On September 9, 2020, Shazier announced his retirement from the NFL.

==Coaching career==

In 2024, Shazier returned to the Steelers organization to take a job as an offensive assistant.

==Career statistics==

Legend
| Bold | Career high |

===NFL===

Year: Team; Games; Tackles; Interceptions; Fumble
GP: GS; Cmb; Solo; Ast; Sck; Int; Yds; Avg; Lng; TD; PD; FF; FR; Yds
2014: PIT; 9; 5; 36; 24; 12; 0.0; 0; 0; 0.0; 0; 0; 1; 0; 0; 0
2015: PIT; 12; 12; 87; 55; 32; 3.5; 1; 0; 0.0; 0; 0; 4; 2; 1; 0
2016: PIT; 13; 12; 87; 55; 32; 3.5; 3; 0; 0.0; 0; 0; 9; 3; 1; 0
2017: PIT; 12; 12; 89; 68; 21; 0.0; 3; 2; 0.7; 2; 0; 11; 2; 1; 3
2018: PIT; 0; 0; Did not play due to injury
2019: PIT; 0; 0; Did not play due to injury
Career: 46; 41; 299; 202; 97; 7.0; 7; 2; 0.3; 2; 0; 25; 7; 3; 3

===College===

| Season | Team | GP | Tackles |  |  |  |  | Interceptions |  |  |  |  | Fumbles |  |  |
| Cmb | Solo | Ast | TfL | Sck | Int | Yds | Avg | TD | PD | FF | FR | Yds |
| 2011 | Ohio State | 13 | 58 | 38 | 20 | 5.0 | 3.0 | 0 | 0 | 0.0 | 0 | 0 | 1 | 0 | 0 |
| 2012 | Ohio State | 12 | 115 | 70 | 45 | 17.0 | 5.0 | 1 | 17 | 17.0 | 1 | 0 | 0 | 0 | 0 |
| 2013 | Ohio State | 14 | 144 | 102 | 42 | 23.5 | 7.0 | 0 | 0 | 0.0 | 0 | 4 | 4 | 0 | 0 |
| Totals |  | 39 | 317 | 210 | 107 | 45.5 | 15.0 | 1 | 17 | 17.0 | 1 | 4 | 5 | 0 | 0 |

==Personal life==
Shazier has alopecia, an autoimmune condition which prevents the growth of hair on the body. Throughout his childhood, he was the subject of ridicule and taunting because of this. However, with support and encouragement from his parents, Shazier developed an altruistic temperament to deal with the jabs and name calling. In May 2017, he wrote of his experiences when his hair unexpectedly began growing back.

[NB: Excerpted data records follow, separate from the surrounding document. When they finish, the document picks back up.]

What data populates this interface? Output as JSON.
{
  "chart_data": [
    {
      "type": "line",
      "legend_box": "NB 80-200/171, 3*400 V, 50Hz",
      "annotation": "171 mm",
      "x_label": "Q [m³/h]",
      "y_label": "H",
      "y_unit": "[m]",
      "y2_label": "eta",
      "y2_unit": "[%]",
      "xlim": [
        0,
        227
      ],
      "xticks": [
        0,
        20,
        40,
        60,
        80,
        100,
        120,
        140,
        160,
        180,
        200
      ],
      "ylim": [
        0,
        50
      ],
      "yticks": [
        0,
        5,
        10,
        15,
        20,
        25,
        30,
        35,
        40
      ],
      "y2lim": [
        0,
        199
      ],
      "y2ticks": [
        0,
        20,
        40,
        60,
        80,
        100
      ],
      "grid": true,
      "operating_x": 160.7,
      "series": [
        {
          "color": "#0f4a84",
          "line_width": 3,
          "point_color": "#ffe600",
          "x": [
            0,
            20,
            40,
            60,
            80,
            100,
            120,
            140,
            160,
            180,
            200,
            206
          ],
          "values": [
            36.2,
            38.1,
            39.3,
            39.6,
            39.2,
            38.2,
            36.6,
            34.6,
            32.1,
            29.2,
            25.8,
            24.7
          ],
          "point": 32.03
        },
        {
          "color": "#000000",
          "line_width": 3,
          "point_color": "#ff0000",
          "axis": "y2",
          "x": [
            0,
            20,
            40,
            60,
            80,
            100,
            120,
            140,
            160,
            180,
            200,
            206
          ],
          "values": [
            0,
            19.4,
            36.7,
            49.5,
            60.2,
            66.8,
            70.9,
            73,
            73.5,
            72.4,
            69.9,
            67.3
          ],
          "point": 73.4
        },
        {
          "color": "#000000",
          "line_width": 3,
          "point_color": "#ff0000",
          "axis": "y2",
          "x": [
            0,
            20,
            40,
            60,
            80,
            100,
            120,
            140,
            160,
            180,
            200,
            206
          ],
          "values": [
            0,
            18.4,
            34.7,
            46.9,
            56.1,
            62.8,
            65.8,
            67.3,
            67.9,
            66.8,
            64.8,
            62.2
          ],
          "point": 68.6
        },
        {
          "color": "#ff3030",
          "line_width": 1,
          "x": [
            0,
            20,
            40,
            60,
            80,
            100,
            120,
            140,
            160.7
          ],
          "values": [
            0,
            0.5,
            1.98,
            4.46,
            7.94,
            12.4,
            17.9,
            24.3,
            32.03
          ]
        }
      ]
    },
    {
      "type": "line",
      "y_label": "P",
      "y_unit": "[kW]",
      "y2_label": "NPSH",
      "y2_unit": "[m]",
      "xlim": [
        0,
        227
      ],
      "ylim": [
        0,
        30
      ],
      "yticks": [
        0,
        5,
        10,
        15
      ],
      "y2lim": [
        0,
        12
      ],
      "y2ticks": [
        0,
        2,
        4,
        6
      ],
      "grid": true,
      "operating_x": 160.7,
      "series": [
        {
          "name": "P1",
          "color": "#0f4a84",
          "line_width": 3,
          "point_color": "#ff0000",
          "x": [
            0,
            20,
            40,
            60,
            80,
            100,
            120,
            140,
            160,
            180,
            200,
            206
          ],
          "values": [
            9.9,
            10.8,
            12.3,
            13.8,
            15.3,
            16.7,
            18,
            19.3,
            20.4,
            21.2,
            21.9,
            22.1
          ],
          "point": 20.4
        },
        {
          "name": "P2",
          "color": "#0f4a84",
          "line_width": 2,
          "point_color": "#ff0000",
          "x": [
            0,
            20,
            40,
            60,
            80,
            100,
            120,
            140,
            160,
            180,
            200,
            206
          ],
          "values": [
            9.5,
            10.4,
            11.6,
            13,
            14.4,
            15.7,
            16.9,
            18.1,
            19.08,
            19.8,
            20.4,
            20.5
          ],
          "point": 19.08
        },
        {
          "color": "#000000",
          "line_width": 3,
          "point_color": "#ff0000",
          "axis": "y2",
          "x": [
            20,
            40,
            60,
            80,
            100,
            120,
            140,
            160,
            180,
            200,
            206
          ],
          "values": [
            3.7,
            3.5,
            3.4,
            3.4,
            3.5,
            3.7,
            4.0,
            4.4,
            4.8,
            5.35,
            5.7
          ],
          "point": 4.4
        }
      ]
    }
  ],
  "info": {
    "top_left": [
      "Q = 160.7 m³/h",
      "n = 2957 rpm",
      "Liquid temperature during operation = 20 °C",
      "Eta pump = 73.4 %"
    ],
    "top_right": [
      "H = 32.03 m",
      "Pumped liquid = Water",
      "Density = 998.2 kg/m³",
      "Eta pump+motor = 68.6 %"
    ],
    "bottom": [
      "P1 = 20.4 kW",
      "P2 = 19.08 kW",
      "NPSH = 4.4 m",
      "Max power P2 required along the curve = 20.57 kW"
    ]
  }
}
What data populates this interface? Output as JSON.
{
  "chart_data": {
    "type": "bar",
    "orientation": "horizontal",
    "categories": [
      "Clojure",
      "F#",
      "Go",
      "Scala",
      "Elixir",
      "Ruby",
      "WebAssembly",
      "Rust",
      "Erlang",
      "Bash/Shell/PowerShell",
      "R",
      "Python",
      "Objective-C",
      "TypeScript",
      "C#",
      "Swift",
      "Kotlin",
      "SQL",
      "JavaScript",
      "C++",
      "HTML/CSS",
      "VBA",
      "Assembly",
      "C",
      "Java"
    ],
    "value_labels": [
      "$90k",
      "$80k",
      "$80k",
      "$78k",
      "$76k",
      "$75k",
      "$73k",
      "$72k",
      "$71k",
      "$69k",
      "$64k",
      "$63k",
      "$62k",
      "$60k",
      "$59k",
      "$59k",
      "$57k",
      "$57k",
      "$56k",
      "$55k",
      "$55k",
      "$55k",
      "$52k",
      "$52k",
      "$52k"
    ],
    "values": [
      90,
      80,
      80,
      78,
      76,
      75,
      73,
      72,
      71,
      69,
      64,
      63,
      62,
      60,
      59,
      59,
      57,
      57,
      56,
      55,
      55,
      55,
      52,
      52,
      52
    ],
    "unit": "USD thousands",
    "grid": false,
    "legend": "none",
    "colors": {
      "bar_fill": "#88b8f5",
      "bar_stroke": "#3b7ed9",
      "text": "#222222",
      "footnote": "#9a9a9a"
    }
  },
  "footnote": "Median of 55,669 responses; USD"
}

On May 3, 2019, Shazier married Michelle Rodriguez. Seventeen months after suffering the spinal injury that doctors feared would leave him paralyzed, Shazier was able to dance at his wedding. Shazier has a son from a previous relationship named Ryan Dean Shazier Jr., and another son born in January 2019 to him and Rodriguez. In November 2023, Shazier was accused of infidelity by Rodriguez, and was also discovered to have sent text messages to a reported girlfriend. In January 2024, Shazier filed for divorce.

In the fall of 2019, Shazier returned to college, and graduated in December 2020 at his alma mater, Ohio State University.

In January 2023, Shazier partnered with the cannabis company Organic Remedies to launch a line of cannabis products named Steel City Greats. Shazier says that while recovering from his spinal injury, he was seeking a "safe, natural alternative to opioid pain medications" and that cannabis provided him with a "restorative healing that allowed [him] to manage the pain through a difficult time in [his] life".